Our tart green marriage was put to the bite. Always looking for the gift of knowledge wrapped in pain, for a while I thought I might have learned a sense of proportion. Now surely I could discern matters of consequence and not sweat the small stuff. But no.

In the miserable narrowness of lingering invalidism which, given my badly broken leg, became my lot, small stuff is all there is, the small stuff in the three pounds of live tissue lurking in the skull. Nothing significant was within my power.

Once I was freed from the protection of the hospital, crossing the room became a big deal. Getting fed became a major project. Taking a bath became a perilous endeavor: my integrity was a shambles.

I loved the people who treated me kindly and hated and feared the people who refused to understand. For a while there, Phil seemed to be one of the latter. What I thought was denial of my needs was also resentment of my demands. He claimed he was acting on the principle that the less my infirmity was catered to, the stronger I would become. I found this about as convincing as the case for vivisection, and as cool.

The only way I could love him past that was to remember that he had damn near died, and the shock and trauma had narrowed his range of concern down to self as much as it had mine. He was only apparently recovered when he walked out of the hospital and, having been raised in stoicism, he could countenance my need for help little better than he could his own. Because of his look of wholeness, I could not accept his inability to nurture me. Another generation of wounds and another occasion of healing were the result.

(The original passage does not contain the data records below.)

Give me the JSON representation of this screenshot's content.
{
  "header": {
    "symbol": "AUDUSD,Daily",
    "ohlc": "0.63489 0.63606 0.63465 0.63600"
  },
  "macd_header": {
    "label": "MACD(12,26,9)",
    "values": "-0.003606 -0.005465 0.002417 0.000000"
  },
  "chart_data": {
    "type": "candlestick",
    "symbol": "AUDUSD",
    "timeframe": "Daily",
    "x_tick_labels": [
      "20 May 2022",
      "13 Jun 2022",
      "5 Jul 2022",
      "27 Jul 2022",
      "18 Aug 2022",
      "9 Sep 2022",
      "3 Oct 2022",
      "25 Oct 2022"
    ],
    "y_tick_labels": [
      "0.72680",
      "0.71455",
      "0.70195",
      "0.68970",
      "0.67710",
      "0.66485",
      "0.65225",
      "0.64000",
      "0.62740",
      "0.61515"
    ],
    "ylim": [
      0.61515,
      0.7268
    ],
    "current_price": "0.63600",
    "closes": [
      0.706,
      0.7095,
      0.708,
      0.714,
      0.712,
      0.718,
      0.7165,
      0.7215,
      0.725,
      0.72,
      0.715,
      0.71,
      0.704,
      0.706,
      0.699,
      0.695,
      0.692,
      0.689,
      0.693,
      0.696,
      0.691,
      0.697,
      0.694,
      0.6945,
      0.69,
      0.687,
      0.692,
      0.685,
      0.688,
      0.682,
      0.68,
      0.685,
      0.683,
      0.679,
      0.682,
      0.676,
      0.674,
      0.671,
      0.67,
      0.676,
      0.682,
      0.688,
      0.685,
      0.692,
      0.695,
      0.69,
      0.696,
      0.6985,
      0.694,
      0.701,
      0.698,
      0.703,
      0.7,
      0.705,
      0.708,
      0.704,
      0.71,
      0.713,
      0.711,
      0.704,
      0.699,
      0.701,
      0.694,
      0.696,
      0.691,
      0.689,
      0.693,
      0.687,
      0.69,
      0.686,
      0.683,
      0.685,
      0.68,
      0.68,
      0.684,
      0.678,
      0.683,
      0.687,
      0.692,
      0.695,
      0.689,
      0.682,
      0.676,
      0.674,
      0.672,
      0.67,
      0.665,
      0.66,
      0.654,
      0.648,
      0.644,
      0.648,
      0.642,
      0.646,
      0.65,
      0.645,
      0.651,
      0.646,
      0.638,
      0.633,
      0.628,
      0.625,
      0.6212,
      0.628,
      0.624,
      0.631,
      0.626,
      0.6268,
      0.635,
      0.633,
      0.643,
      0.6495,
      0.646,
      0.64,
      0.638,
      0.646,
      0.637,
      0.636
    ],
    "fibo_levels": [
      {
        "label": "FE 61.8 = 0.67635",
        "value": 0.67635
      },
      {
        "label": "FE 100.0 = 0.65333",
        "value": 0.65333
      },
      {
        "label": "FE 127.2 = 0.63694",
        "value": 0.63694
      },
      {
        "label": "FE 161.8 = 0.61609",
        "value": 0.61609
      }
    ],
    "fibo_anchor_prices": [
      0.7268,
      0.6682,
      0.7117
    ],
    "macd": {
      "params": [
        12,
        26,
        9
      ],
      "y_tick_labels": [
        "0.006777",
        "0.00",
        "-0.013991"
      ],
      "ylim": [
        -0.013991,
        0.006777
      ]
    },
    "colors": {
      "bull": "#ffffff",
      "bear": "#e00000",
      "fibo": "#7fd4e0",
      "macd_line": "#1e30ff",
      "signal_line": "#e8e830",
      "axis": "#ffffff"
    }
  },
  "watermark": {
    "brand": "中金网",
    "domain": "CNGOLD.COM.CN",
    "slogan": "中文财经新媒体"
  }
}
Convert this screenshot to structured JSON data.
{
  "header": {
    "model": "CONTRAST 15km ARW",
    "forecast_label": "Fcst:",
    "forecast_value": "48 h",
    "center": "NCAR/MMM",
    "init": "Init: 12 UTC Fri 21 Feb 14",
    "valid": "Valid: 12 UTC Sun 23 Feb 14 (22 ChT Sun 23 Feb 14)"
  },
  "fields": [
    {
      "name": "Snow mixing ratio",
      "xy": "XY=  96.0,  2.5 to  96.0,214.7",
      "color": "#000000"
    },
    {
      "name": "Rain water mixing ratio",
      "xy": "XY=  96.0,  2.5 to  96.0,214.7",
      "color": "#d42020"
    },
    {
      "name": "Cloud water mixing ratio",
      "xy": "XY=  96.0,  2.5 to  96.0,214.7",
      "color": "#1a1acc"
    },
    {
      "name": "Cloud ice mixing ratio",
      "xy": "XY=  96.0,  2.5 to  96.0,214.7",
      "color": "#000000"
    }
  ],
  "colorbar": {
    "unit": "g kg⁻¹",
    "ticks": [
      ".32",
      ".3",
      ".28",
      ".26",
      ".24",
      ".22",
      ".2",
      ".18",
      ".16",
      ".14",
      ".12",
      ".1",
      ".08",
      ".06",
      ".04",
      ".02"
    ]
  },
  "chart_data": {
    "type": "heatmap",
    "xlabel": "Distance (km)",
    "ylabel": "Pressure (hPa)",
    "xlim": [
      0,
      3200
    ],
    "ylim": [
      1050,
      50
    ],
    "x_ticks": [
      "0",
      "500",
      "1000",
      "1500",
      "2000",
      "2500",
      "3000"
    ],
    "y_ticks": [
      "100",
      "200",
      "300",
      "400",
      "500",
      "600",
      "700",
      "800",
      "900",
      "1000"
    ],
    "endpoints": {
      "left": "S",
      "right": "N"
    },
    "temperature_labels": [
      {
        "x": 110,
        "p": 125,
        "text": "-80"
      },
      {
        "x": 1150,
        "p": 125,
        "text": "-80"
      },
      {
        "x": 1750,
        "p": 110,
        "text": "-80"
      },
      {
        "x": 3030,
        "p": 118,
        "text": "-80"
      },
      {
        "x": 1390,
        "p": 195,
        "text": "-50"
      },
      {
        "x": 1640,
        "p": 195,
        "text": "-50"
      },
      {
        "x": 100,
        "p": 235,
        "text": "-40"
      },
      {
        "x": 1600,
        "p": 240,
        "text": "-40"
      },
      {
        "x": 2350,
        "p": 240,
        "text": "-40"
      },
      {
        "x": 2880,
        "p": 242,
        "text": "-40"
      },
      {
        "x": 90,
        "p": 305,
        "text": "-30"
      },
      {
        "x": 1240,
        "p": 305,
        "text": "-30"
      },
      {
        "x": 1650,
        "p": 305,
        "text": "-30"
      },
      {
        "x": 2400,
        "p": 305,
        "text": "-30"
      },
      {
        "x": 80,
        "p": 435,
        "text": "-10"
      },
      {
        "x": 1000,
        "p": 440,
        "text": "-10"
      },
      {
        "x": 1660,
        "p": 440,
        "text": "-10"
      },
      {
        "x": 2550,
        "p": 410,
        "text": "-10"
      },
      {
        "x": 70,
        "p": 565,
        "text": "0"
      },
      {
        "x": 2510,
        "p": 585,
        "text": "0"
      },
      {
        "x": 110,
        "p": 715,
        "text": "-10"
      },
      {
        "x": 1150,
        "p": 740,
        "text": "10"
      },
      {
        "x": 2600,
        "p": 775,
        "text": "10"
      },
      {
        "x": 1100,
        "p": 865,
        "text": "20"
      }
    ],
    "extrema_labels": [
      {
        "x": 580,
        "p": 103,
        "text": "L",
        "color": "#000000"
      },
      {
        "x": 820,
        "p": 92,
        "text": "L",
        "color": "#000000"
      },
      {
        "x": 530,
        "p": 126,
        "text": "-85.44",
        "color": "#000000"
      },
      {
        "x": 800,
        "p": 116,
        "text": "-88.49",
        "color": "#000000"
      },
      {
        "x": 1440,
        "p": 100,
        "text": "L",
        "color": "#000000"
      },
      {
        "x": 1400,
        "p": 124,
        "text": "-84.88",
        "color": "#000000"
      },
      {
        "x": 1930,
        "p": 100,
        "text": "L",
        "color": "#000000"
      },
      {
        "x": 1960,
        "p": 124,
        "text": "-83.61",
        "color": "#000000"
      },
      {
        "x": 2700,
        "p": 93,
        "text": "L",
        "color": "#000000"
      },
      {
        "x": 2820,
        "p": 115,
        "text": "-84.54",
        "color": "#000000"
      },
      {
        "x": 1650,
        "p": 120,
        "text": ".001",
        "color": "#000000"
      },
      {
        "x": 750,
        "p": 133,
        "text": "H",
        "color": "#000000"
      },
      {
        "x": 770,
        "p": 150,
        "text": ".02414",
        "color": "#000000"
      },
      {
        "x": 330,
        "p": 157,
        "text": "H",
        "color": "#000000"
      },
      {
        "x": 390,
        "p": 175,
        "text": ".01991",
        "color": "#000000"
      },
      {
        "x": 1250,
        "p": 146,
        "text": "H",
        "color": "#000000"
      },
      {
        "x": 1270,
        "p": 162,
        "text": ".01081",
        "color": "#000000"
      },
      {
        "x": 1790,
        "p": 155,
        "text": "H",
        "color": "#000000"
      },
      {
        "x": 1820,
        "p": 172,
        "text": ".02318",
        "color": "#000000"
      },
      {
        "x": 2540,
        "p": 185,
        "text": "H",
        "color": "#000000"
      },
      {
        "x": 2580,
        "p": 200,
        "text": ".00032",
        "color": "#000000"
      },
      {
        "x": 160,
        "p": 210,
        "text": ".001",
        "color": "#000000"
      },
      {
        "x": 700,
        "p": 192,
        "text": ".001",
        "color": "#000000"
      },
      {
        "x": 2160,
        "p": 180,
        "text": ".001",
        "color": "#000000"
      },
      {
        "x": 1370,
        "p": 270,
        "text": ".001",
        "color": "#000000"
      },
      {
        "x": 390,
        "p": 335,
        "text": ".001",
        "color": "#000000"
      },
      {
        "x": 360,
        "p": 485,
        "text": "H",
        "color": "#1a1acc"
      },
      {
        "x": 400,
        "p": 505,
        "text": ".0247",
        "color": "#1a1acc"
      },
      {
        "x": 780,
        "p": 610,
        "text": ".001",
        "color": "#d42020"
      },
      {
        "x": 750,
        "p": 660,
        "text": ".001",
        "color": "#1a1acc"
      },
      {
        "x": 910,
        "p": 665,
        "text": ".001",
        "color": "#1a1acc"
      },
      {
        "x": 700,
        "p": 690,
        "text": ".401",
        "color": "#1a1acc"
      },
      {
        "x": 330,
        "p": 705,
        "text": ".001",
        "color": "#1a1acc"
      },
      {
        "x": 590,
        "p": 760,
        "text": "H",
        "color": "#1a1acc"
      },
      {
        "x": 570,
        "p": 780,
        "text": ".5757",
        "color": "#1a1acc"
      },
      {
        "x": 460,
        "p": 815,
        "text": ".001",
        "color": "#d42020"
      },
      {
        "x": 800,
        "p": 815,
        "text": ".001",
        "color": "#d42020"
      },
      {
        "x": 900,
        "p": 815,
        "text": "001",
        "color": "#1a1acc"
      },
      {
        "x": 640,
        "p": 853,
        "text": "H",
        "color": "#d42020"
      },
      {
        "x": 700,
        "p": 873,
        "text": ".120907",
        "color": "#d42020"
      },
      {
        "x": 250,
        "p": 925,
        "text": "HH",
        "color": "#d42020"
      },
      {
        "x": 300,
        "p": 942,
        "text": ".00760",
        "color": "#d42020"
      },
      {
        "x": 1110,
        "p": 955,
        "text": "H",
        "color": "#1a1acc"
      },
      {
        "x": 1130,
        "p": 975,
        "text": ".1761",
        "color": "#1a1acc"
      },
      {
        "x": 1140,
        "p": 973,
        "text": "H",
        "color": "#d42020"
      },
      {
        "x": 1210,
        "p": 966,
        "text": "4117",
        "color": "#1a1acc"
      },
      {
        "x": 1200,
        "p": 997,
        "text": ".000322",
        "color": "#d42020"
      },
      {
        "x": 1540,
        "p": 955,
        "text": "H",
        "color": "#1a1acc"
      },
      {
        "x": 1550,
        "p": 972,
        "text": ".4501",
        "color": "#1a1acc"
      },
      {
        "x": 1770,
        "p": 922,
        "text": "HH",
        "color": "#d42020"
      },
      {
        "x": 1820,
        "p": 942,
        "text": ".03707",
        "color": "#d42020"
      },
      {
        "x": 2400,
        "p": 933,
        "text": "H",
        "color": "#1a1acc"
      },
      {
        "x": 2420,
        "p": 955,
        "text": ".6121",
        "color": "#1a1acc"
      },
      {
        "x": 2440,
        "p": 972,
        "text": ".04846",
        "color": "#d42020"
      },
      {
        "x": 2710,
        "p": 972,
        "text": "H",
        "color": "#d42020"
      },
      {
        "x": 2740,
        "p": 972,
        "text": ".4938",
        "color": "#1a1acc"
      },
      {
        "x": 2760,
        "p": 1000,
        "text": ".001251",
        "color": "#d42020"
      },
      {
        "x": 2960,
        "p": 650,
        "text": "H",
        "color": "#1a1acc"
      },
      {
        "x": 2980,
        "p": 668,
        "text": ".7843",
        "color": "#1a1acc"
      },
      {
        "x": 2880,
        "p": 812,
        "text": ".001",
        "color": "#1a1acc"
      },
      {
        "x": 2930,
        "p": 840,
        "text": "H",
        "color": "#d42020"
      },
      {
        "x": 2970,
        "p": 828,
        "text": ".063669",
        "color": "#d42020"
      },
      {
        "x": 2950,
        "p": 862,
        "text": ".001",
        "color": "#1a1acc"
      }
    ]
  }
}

Unacceptable behavior can’t be in a marriage — the partner who’s passing judgement can request change, learn to accept, or leave. Divorce is probably a healthy response to certain orders of unacceptable behavior. But I want marriage, not divorce, because it seems like such a rewarding way to learn acceptance, a very high spiritual attainment. Hence my characterizing of our accident and all its consequences as a wedding gift — perhaps from Mother Kali — to test our willingness to accept one another, to prove our ability to endure hardship singly and together. Phil and I are a proud and stubborn pair: sometimes the hardship is us; more often the hardship is existential solitude. We rejoice in each other’s strengths; someday we will practice compassion for each other’s weaknesses. There is earthly time for that now, not an infinity of time, but more time than there might have been, and no better thing to do with it.